Dive Brief:
- Stem Disintermedia, a distribution and payments platform for musicians and music labels, announced Monday it has raised $20 million in funding, led by venture capital firm QED Investors and digital payments company Block, according to a news release. The new funding brings the startup’s total to about $40 million.
- Los Angeles-based Stem’s platform allows independent artists and their teams to track revenues, access capital, manage splits with collaborators and automate payments. The company, which launched in 2016, has disbursed about $200 million to 40,000 people as of 2021.
- In the music business, collaborators typically might not see payment for several months, "and you get a paper statement that’s really hard to make sense of," said Stem CEO and cofounder Milana Lewis. Stem’s financial dashboard is refreshed monthly and payouts happen on the 15th of every month.
Dive Insight:
Stem aims to make the business side of the music industry simpler for artists and labels by helping them track and manage payments for parties involved in the creative process, especially as the independent segment grows within the industry.
The making of a song can involve producers, songwriters, vocalists and promotional partners, all of whom need to be paid, and Stem enables earnings to be split among these stakeholders.
Stem is unique in that it combines the work of music distribution with royalty accounting services, or the calculations of who gets paid based on the contracts of song collaborators, Lewis said. Stem aims to provide "a more clear and fair music industry," she said. The company charges a transaction fee for providing the services of distribution and split payouts that ranges from 5% to 10%.
With the investment, QED Partner Frank Rotman joins Stem’s board of directors, which also includes Michael Vaughan, a former chief operating officer at Venmo. Lewis would not share the company’s most recent valuation. She said Stem is an early-stage company and has no plans to go public this year.
Block, led by Twitter cofounder and fintech entrepreneur Jack Dorsey, was a new investor for Stem in this funding round, but it’s not the company's first move in the music industry. Block, formerly Square, purchased Jay-Z’s music streaming platform Tidal in 2021 for $297 million.
Stem has deals with major services where music is consumed, like Apple, Spotify, Amazon, Tidal, Peloton, TikTok and others, and labels or artists use Stem to get their music onto those platforms. When music is streamed, those platforms pay Stem, which in turn pays all of the shareholders involved in making a song or record.

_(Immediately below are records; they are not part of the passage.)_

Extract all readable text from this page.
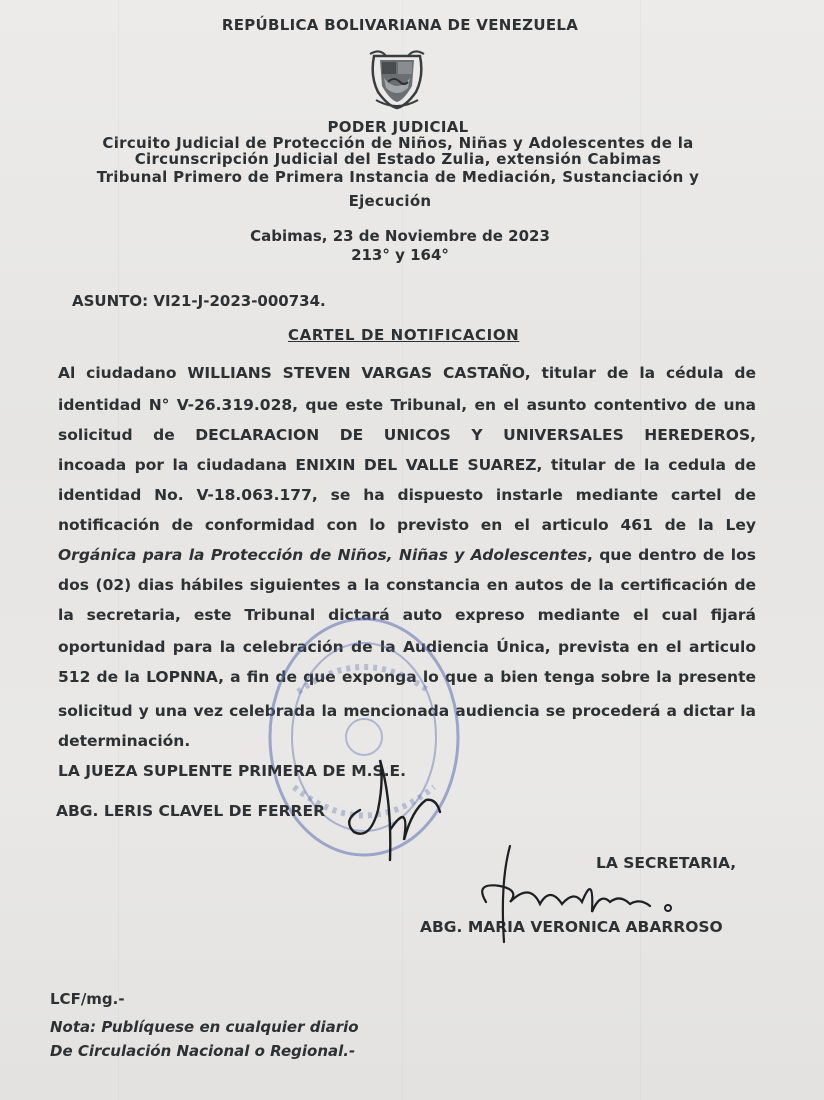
REPÚBLICA BOLIVARIANA DE VENEZUELA
PODER JUDICIAL
Circuito Judicial de Protección de Niños, Niñas y Adolescentes de la
Circunscripción Judicial del Estado Zulia, extensión Cabimas
Tribunal Primero de Primera Instancia de Mediación, Sustanciación y
Ejecución
Cabimas, 23 de Noviembre de 2023
213° y 164°
ASUNTO: VI21-J-2023-000734.
CARTEL DE NOTIFICACION
Al ciudadano WILLIANS STEVEN VARGAS CASTAÑO, titular de la cédula de
identidad N° V-26.319.028, que este Tribunal, en el asunto contentivo de una
solicitud de DECLARACION DE UNICOS Y UNIVERSALES HEREDEROS,
incoada por la ciudadana ENIXIN DEL VALLE SUAREZ, titular de la cedula de
identidad No. V-18.063.177, se ha dispuesto instarle mediante cartel de
notificación de conformidad con lo previsto en el articulo 461 de la Ley
Orgánica para la Protección de Niños, Niñas y Adolescentes, que dentro de los
dos (02) dias hábiles siguientes a la constancia en autos de la certificación de
la secretaria, este Tribunal dictará auto expreso mediante el cual fijará
oportunidad para la celebración de la Audiencia Única, prevista en el articulo
512 de la LOPNNA, a fin de que exponga lo que a bien tenga sobre la presente
solicitud y una vez celebrada la mencionada audiencia se procederá a dictar la
determinación.
LA JUEZA SUPLENTE PRIMERA DE M.S.E.
ABG. LERIS CLAVEL DE FERRER
LA SECRETARIA,
ABG. MARIA VERONICA ABARROSO
LCF/mg.-
Nota: Publíquese en cualquier diario
De Circulación Nacional o Regional.-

In August 2021, Stem introduced a tool that tracks and recoups expenses before splits are paid out. The infusion of capital announced Monday will help fuel more growth for Stem, which aims to bring its payment tools to a broader sector of the music industry, Lewis said.
Currently, only those using Stem for music distribution can access the financial tools the company offers. With the capital raised, the company will work to make its financial tools "distribution agnostic" over the next 18 months, Lewis said, meaning any creators can use Stem to manage payouts and report to their collaborators, regardless of who they use to distribute their music.
Stem also has a feature that gives those getting paid through it access to capital that can be used for business or personal purposes, similar to loan offerings from Stripe and Square, Lewis said. With these advances, Stem charges a fee on the financing that ranges from 5% to 25%; the fee is based on the length of time to repay and other terms.
Revenue in the music business is projected to reach $131 billion by 2030, Business Insider has reported.
The advent of music streaming and numerous platforms, as well as the explosion of the creator economy, have fueled a demand for better tools to handle these accounting processes, Lewis said. "Aggregating and simplifying all of this has become really complex, to the point where people are not getting paid," she said.
Fintech tools have targeted areas of the gig economy, and small businesses have platforms that give entrepreneurs greater visibility into their business, but the music industry "has been overlooked," creating an opportunity for Stem, Lewis said.